Twitter, on the other hand, seems to be used more for receiving breaking news and gossip, in combination with keeping up with friends/family on a less intimate level: random, mundane updates on what they happen to be doing or interesting in at the moment.


As such, a “good” person to follow on Twitter would be someone who has something to offer that is valuable to you, whether it be a friend who posts humourous life commentary or a media outlet that provides breaking news. A “good” person to friend on Facebook is generally someone you know, or have met due to the volume of personal information contain on one’s Facebook page.


So what does this mean for us PR people who want to use social media to target our audiences? First, like with any other communication tool, you have to know your audience. Then, you have to know what kind of information you want to communicate, and what kind of interaction or relationship you want with your audience.

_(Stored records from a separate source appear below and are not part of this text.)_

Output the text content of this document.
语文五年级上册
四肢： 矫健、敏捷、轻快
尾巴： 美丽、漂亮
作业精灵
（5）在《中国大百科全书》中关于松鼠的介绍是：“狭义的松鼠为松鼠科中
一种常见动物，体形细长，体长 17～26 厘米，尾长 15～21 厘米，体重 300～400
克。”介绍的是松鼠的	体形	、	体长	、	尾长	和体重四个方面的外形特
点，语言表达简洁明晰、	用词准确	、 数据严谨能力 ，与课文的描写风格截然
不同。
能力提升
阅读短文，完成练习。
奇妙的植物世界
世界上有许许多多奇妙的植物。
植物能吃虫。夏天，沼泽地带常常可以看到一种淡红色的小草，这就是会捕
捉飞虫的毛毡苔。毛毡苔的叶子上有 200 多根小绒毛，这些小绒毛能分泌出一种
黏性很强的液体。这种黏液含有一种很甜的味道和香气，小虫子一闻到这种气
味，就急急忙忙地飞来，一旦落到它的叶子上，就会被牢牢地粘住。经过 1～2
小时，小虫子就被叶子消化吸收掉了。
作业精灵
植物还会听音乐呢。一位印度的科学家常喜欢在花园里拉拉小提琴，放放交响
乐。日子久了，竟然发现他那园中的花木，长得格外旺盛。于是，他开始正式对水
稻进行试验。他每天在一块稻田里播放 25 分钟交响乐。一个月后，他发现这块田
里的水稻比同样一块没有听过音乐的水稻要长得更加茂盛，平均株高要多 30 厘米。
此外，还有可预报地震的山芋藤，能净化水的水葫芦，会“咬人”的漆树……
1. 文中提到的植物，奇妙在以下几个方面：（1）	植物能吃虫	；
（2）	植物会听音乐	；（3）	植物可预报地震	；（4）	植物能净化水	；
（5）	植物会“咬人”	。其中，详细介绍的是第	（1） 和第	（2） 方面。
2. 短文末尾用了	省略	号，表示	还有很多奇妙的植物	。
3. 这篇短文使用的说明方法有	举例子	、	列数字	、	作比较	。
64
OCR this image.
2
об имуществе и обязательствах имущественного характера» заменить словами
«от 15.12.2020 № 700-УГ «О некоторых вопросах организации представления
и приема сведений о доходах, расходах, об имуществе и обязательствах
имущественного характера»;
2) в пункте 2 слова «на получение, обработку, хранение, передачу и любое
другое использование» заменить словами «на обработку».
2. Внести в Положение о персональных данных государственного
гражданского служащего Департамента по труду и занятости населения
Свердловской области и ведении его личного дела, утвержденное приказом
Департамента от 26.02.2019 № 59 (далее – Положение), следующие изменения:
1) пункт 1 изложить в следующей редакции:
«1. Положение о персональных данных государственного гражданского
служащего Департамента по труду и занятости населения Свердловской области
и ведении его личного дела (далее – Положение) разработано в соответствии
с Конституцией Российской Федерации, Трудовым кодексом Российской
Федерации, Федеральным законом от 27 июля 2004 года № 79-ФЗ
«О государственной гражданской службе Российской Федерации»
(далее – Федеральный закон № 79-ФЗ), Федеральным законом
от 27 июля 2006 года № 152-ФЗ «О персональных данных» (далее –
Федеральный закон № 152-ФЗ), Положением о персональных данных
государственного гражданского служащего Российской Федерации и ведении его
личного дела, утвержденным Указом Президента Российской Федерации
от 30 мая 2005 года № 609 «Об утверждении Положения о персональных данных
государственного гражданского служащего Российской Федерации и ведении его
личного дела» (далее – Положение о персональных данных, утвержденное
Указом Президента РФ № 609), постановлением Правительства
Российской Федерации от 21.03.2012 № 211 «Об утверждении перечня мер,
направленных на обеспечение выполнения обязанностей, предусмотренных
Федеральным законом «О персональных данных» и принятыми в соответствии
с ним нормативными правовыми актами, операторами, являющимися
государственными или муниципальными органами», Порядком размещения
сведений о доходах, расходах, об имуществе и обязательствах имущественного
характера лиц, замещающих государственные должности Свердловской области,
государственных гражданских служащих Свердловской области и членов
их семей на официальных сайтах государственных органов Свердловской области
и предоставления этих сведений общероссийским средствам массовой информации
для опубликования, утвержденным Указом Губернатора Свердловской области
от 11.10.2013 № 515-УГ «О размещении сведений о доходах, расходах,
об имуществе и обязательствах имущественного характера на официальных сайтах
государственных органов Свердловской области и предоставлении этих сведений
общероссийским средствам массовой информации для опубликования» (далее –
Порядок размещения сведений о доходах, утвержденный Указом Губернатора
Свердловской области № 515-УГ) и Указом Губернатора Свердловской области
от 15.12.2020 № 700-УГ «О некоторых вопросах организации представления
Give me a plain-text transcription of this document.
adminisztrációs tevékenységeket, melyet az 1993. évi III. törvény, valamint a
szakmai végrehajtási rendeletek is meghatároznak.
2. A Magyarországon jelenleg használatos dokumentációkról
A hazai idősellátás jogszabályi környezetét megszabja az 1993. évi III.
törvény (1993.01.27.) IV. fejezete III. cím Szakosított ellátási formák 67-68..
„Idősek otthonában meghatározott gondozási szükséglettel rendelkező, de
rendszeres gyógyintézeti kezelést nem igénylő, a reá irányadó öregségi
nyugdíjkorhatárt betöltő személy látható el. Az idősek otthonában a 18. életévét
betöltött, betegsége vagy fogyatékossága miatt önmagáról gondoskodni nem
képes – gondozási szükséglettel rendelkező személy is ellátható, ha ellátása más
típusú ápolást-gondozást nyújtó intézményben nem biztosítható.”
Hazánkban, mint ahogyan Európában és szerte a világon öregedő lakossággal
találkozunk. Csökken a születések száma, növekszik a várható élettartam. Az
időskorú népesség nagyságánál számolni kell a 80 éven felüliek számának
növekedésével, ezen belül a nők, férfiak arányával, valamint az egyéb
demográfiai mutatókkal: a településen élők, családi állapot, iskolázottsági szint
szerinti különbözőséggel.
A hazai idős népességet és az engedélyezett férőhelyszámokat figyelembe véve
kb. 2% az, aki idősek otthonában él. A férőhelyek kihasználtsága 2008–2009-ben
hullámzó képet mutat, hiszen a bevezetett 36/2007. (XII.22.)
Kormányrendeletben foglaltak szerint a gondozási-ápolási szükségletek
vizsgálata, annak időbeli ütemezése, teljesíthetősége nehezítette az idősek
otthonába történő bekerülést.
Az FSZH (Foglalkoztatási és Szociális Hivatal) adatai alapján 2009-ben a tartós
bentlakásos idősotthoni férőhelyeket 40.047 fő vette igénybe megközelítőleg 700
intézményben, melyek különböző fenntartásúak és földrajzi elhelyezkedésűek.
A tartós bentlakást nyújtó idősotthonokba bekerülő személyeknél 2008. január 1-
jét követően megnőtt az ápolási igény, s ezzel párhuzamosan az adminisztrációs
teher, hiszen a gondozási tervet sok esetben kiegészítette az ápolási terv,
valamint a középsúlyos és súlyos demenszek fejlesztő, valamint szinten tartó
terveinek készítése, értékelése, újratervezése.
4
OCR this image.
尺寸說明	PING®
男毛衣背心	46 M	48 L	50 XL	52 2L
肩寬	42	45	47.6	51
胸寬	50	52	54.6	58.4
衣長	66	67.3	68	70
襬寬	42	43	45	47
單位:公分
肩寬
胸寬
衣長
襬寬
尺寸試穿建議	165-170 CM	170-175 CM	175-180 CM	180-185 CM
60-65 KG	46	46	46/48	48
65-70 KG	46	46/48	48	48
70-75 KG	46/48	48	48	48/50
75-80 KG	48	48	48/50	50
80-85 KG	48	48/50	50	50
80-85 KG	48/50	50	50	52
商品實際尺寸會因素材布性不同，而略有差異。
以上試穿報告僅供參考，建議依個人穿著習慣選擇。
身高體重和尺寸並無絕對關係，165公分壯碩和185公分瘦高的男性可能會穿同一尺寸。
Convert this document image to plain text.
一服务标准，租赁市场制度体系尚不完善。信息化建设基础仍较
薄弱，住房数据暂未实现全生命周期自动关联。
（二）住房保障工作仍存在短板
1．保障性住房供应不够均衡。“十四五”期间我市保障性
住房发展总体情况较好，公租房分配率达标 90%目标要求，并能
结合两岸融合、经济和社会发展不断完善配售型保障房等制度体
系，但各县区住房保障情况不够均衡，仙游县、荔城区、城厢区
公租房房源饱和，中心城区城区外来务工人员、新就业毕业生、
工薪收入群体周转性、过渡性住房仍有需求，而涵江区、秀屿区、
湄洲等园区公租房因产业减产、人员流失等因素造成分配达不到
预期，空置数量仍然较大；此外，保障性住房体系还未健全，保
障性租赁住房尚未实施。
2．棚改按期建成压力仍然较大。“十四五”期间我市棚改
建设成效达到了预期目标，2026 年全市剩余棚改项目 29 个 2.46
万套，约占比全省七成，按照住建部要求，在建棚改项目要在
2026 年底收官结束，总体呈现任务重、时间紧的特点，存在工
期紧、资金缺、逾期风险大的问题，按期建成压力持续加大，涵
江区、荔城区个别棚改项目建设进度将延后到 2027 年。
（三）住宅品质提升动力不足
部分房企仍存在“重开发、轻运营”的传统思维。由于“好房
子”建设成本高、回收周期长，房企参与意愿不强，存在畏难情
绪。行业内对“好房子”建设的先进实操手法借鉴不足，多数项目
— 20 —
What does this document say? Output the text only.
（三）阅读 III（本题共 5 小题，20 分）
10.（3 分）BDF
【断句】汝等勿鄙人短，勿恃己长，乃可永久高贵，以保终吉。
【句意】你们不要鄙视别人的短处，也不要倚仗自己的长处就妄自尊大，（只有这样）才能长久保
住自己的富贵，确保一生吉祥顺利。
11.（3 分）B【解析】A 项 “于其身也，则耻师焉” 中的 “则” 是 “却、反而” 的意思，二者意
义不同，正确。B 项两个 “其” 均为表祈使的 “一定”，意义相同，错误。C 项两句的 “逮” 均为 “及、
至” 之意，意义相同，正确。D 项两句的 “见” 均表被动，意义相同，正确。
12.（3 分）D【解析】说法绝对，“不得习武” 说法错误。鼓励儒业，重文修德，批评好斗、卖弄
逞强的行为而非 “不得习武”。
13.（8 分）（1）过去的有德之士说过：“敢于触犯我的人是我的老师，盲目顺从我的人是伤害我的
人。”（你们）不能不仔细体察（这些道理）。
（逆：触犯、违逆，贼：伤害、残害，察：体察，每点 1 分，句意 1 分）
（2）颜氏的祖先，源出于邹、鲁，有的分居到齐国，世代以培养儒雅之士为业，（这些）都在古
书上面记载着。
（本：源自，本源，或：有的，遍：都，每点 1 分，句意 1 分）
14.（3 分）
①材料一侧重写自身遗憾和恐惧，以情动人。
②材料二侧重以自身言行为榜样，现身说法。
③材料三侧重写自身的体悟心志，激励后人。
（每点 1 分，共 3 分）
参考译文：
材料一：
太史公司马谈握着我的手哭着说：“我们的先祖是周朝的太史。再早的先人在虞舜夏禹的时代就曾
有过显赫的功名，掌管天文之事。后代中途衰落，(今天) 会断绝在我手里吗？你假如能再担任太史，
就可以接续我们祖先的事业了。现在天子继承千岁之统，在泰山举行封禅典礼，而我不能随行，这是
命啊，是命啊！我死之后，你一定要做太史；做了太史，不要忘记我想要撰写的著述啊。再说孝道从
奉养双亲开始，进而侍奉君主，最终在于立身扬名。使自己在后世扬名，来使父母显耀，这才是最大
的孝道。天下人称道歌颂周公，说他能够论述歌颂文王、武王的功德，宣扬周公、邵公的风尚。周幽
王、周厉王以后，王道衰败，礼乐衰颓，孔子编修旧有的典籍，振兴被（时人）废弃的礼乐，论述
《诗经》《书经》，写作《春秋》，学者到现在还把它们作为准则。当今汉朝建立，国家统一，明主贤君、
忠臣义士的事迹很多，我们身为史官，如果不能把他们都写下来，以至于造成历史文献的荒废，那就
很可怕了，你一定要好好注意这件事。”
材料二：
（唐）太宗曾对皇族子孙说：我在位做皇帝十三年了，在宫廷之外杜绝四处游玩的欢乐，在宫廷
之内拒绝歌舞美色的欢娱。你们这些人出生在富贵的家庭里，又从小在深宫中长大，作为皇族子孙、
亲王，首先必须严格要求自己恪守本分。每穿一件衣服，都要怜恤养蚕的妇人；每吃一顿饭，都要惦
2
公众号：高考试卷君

If you’re simply going to be playing the messenger – frequently (ie. daily, hourly) passing along tid bit size info (A photo, A website, A video) to your audiences – with little interaction other than the occasional “thank you” , for example, if someone tweets that they enjoyed watching your client’s film, then Twitter is the way to go.


If you’re going to be playing the virtual scrapbooker/host – infrequently (ie. weekly) posting information like show times, event details, visuals (photos & videos) – and want two-way, longer-than-140-character, “friend-like” communication with your audience, then you’ll want to consider Facebook.


In this sense, Facebook is a great way to document an event over a long period of time, in that posting things like photos and videos which people can comment on, and feed off other people’s comments, can produce valuable feedback.


Thanks to @changingheaven and @alyssajm for their input.